The S&P 500 was up at least 1% in each of the last 4 trading days. Going back to 1928, this is only the 15th time in history that we have seen that happen. $SPX pic.twitter.com/X3ymhU4lXN
— Charlie Bilello (@charliebilello) March 18, 2022
Der marktbreite S&P 500-Index legte um mehr als 6 Prozent zu (und gewann erst das fünfte Mal in seiner Geschichte an vier aufeinanderfolgenden Tagen mehr als ein Prozent), während die Technologiebörse Nasdaq, die noch zu Wochenbeginn in den Korrekturmodus gestürzt war, in fünf Handelstagen mehr als 8 Prozent an Wert gewann. „Zu viele Techaktien waren überverkauft. Und zumindest kurzfristig sieht es so aus, als ob der Wall Street kein unmittelbarer Abverkauf bevorsteht, weil die Rohstoffpreise nicht weiter nach oben schießen“, ordnete der Marktanalyst Edward Moya gegenüber der „New York Times“ die Rally ein.
Mehr als eine Bärenmarktrally?
Der Vermögensverwalter James DePorre ist ähnlicher Meinung. „Die Aufwärtsbewegung war größtenteils eine Mischung aus schlechter Positionierung, der Sorge, etwas zu verpassen (FOMO) sowie einem Short Squeeze und schlechten Nachrichten (die eingepreist waren)“, resümiert DePorre.
The Rally Builds Momentum
The move up was largely a function of poor positioning, fear of missing out, and short squeezes -- and not good news. Here's my take on how to position going forward.https://t.co/RU407HQoOW— James DePorre (@RevShark) March 18, 2022
Allein: Ist das Comeback nachhaltig? Im Wochenverlauf hatte Marktkommentator James Cramer der renommierten Charttechniker Tom DeMark mit Verweis auf eine Bodenbildung zitiert. Der S&P 500 und Nasdaq 100 könnten demnach wenige Tage von einem Tiefpunkt entfernt sein, mutmaßt Cramer.

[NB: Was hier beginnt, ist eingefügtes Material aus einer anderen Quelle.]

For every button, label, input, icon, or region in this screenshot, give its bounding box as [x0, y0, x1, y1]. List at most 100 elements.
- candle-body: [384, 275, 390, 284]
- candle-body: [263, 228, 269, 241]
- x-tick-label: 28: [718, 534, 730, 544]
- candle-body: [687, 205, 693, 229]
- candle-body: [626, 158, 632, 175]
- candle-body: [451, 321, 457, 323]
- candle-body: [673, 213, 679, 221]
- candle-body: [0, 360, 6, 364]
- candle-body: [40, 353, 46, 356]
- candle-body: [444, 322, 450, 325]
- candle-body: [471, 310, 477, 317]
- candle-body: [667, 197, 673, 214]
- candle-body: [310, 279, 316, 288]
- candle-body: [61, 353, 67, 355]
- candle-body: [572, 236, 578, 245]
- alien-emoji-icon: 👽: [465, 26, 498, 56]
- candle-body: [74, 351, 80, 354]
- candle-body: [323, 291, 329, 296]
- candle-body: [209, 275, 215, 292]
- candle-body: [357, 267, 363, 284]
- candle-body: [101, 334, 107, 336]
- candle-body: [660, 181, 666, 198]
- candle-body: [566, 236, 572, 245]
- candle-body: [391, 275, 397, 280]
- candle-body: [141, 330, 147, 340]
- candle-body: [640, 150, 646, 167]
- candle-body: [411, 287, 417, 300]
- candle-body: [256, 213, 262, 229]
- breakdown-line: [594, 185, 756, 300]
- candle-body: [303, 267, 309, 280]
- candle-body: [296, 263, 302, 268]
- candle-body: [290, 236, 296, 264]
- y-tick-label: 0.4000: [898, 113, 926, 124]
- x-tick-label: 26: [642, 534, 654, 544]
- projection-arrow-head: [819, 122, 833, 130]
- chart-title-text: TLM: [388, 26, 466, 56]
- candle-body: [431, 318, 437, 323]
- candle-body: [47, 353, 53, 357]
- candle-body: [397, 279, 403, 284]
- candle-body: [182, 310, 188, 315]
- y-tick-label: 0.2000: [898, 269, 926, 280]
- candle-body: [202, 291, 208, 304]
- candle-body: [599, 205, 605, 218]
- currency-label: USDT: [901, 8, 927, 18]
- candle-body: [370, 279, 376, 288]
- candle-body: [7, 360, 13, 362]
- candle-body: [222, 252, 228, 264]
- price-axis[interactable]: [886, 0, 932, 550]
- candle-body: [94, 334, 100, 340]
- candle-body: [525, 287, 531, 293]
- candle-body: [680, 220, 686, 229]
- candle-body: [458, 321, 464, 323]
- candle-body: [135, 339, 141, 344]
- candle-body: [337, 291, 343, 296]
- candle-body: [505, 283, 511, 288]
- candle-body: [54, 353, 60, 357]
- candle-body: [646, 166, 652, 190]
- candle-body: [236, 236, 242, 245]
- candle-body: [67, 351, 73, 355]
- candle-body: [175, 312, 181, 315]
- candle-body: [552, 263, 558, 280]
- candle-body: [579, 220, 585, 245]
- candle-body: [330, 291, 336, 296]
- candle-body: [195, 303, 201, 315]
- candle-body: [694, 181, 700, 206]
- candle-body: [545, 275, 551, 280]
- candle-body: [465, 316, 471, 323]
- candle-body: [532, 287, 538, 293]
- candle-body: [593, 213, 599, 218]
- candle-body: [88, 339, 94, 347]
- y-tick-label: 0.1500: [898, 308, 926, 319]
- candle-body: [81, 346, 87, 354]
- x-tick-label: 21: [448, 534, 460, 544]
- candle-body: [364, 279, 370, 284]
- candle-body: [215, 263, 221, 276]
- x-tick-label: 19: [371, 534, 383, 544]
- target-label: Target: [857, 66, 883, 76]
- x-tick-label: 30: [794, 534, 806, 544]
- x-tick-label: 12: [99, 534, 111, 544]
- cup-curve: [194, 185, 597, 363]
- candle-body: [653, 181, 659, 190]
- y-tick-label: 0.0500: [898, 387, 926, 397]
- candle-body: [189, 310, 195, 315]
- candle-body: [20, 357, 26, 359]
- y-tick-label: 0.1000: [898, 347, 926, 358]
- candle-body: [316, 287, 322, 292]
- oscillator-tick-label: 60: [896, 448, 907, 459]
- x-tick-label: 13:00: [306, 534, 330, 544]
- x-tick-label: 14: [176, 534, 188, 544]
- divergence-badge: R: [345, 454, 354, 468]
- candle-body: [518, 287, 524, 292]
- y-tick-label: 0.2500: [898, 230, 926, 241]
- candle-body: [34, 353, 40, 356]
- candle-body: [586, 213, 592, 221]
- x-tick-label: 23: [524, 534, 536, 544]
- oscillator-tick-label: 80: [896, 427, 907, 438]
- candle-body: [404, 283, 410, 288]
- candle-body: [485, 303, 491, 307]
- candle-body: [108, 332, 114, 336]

Tom DeMark thinks Wall Street "can see the light at the end of the tunnel, but we’re still in the tunnel," says @JimCramer. https://t.co/VptBjI7ISr
— Mad Money On CNBC (@MadMoneyOnCNBC) March 17, 2022
„RIP Große Depression 5. Januar – 13. März 2022“
Im beliebten Internetforum Reddit ist die Zuversicht unterdessen bereits zurückgekehrt, dass das Tief bereits überwunden ist. „RIP Große Depression 5. Januar – 13. März 2022“, postete ein Witzbold auf den Seiten der Börsen-Boards „Wall Street Bets“. In anderen Worten: Das Schlimmste wäre demnach bereits wieder vorbei.
Seen on WSB: "RIP Great Depression: 1/5/2022 - 3/13/2022"
— Market Rebellion (@MarketRebels) March 18, 2022
Anleger werden hoffen, dass sich die Börsenhistorie im März abermals wiederholt: Vor genau zwei Jahren endete der Ausverkauf im Corona-Crash mit einer schlagartigen Gegenbewegung, die mehr als ein Jahr laufen sollte. Feiner Unterschied: Seinerzeit stand die amerikanische Notenbank mit Leitzinssenkungen aufseiten der Aktionäre.